Two-thirds of leprosy cases in the U.S. are acquired abroad. The remaining one-third of patients has a history of handling or eating armadillos, or both. Richard Truman, who has written much about Hansen’s disease, wrote in 2005, “Armadillos should be viewed as a potential source of infection.”11 Six years later, after more studies and genetic analyses of M. leprae, he wrote in the New England Journal of Medicine, “About one-third of leprosy cases that arise each year in the U.S. almost certainly result from contact with infected armadillos.”12

Hansen’s disease is treatable with triple antibiotic therapy. Early treatment can produce cure and return the patient to his pre-infected state. Treatment after the onset of nerve damage will not reverse the nerve damage. The enormous social stigma still attached to leprosy causes some to conceal their illness and to not seek treatment.

 

 

Further reading

JMS Pearce. Leprosy: A nearly forgotten malady

 

References

  1. John Spencer. “Humans gave leprosy to armadillos – now they are giving it back to us.” Colorado State University, 2018. https://source.colostate.edu/humans-gave-leprosy-to-armadillos-now-they-are-giving-it-back-to-us/.
  2. George Rosen.
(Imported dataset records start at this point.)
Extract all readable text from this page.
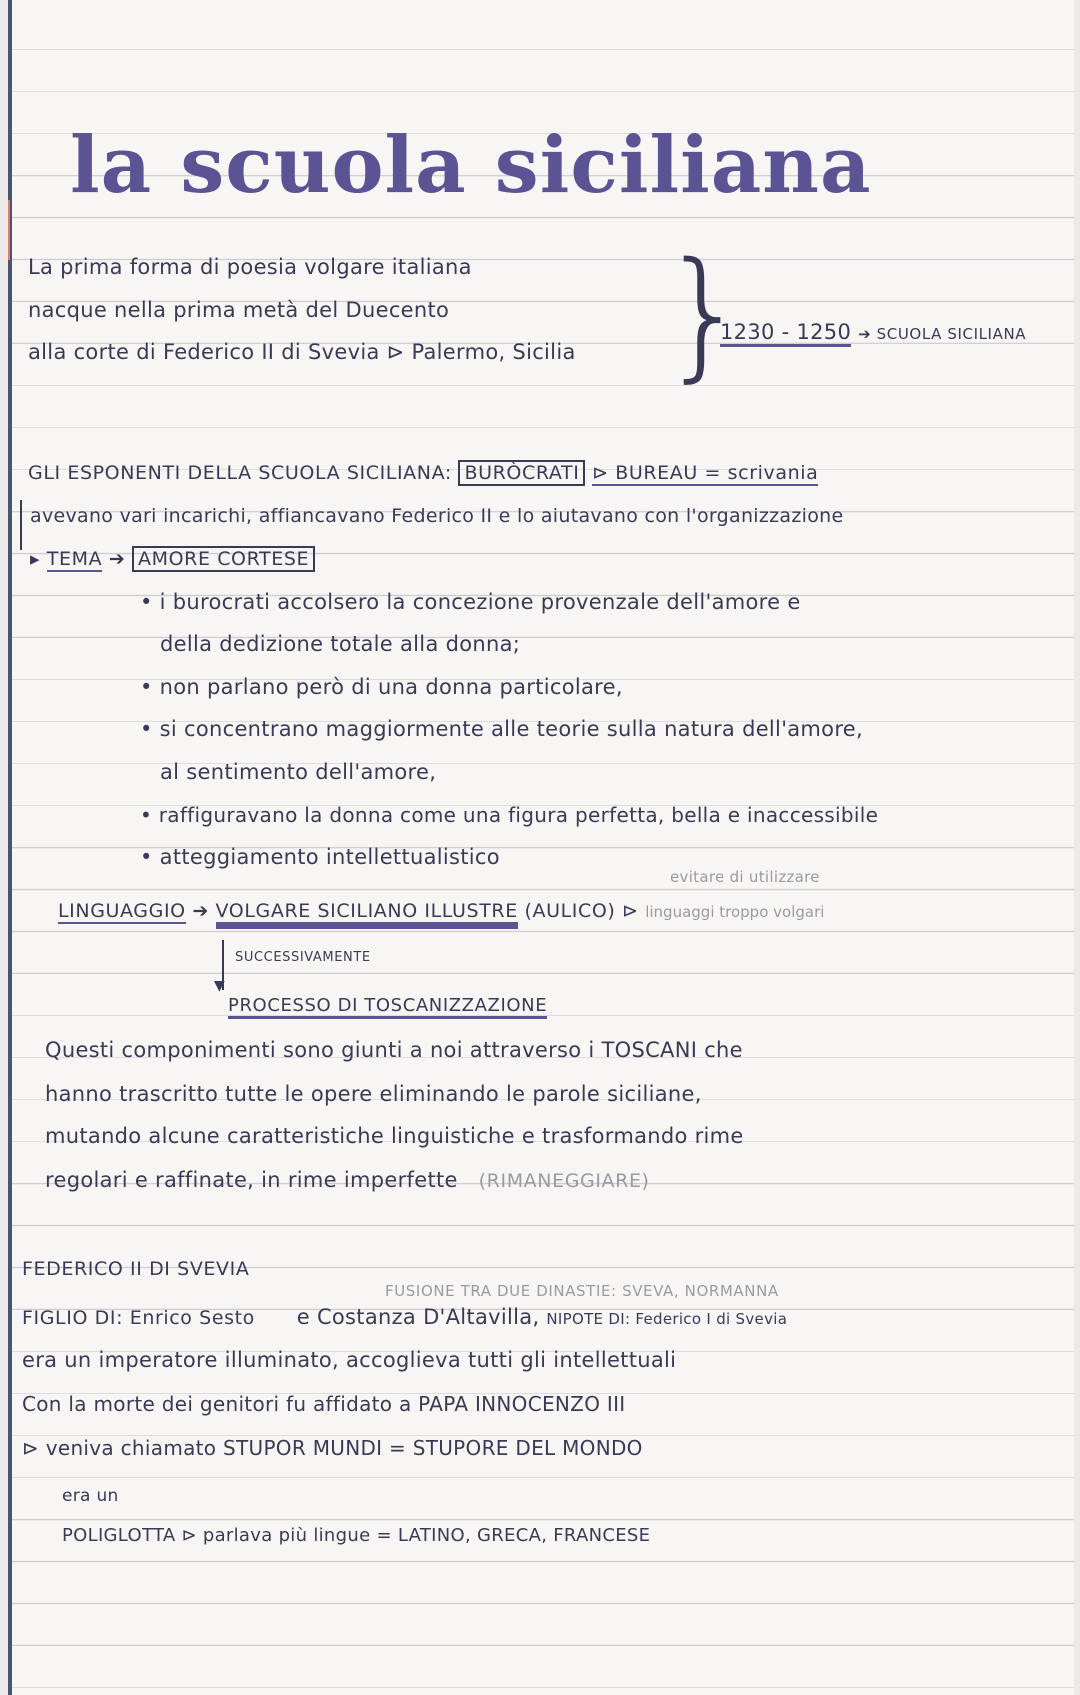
la scuola siciliana
La prima forma di poesia volgare italiana
nacque nella prima metà del Duecento
alla corte di Federico II di Svevia ⊳ Palermo, Sicilia }
1230 - 1250 ➔ SCUOLA SICILIANA
GLI ESPONENTI DELLA SCUOLA SICILIANA: BURÒCRATI ⊳ BUREAU = scrivania
avevano vari incarichi, affiancavano Federico II e lo aiutavano con l'organizzazione
▸ TEMA ➔ AMORE CORTESE
• i burocrati accolsero la concezione provenzale dell'amore e
della dedizione totale alla donna;
• non parlano però di una donna particolare,
• si concentrano maggiormente alle teorie sulla natura dell'amore,
al sentimento dell'amore,
• raffiguravano la donna come una figura perfetta, bella e inaccessibile
• atteggiamento intellettualistico
evitare di utilizzare
LINGUAGGIO ➔ VOLGARE SICILIANO ILLUSTRE (AULICO) ⊳ linguaggi troppo volgari
SUCCESSIVAMENTE
▼
PROCESSO DI TOSCANIZZAZIONE
Questi componimenti sono giunti a noi attraverso i TOSCANI che
hanno trascritto tutte le opere eliminando le parole siciliane,
mutando alcune caratteristiche linguistiche e trasformando rime
regolari e raffinate, in rime imperfette (RIMANEGGIARE)
FEDERICO II DI SVEVIA
FUSIONE TRA DUE DINASTIE: SVEVA, NORMANNA
FIGLIO DI: Enrico Sesto e Costanza D'Altavilla, NIPOTE DI: Federico I di Svevia
era un imperatore illuminato, accoglieva tutti gli intellettuali
Con la morte dei genitori fu affidato a PAPA INNOCENZO III
⊳ veniva chiamato STUPOR MUNDI = STUPORE DEL MONDO
era un
POLIGLOTTA ⊳ parlava più lingue = LATINO, GRECA, FRANCESE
A History of Public Health. Baltimore: The Johns Hopkins University Press, 1993.
  3. “Leprosy.” Wikipedia.
  4. “Armadillo.” Wikipedia.
  5. Richard Truman. “Leprosy in wild armadillos.” Leprosy Review 76(3):198-208. 2005. https://pubmed.ncbi.nlm.nih.gov/16248207/.
  6. “Armadillo.” Wikipedia.
  7. Maria Pena, Rahul Sharma, and Richard Truman. “The armadillo model for leprosy,” In International Textbook of Leprosy, edited by David Scollard and Thomas Gillis, 7. https://internationaltextbookofleprosy.org/chapter/armadillos.
  8. Truman. “Wild armadillos.”
  9. Rahul Sharma et al. “Zoonotic leprosy in southeastern United States.” Emergency Infect Dis 21(12):2127-34. 2015. doi: 10.3201/eid2112.150501.
  10. Spencer. “Humans gave.”
  11. Truman. “Wild armadillos.”
  12. Richard Truman et al. “Probable zoonotic leprosy in the Southern United States.” NEJM 364(17):1626-33. 2011. doi: 10.1056/NEJMoa1010536.

 


 

HOWARD FISCHER, M.D., was a professor of pediatrics at Wayne State University School of Medicine, Detroit, Michigan.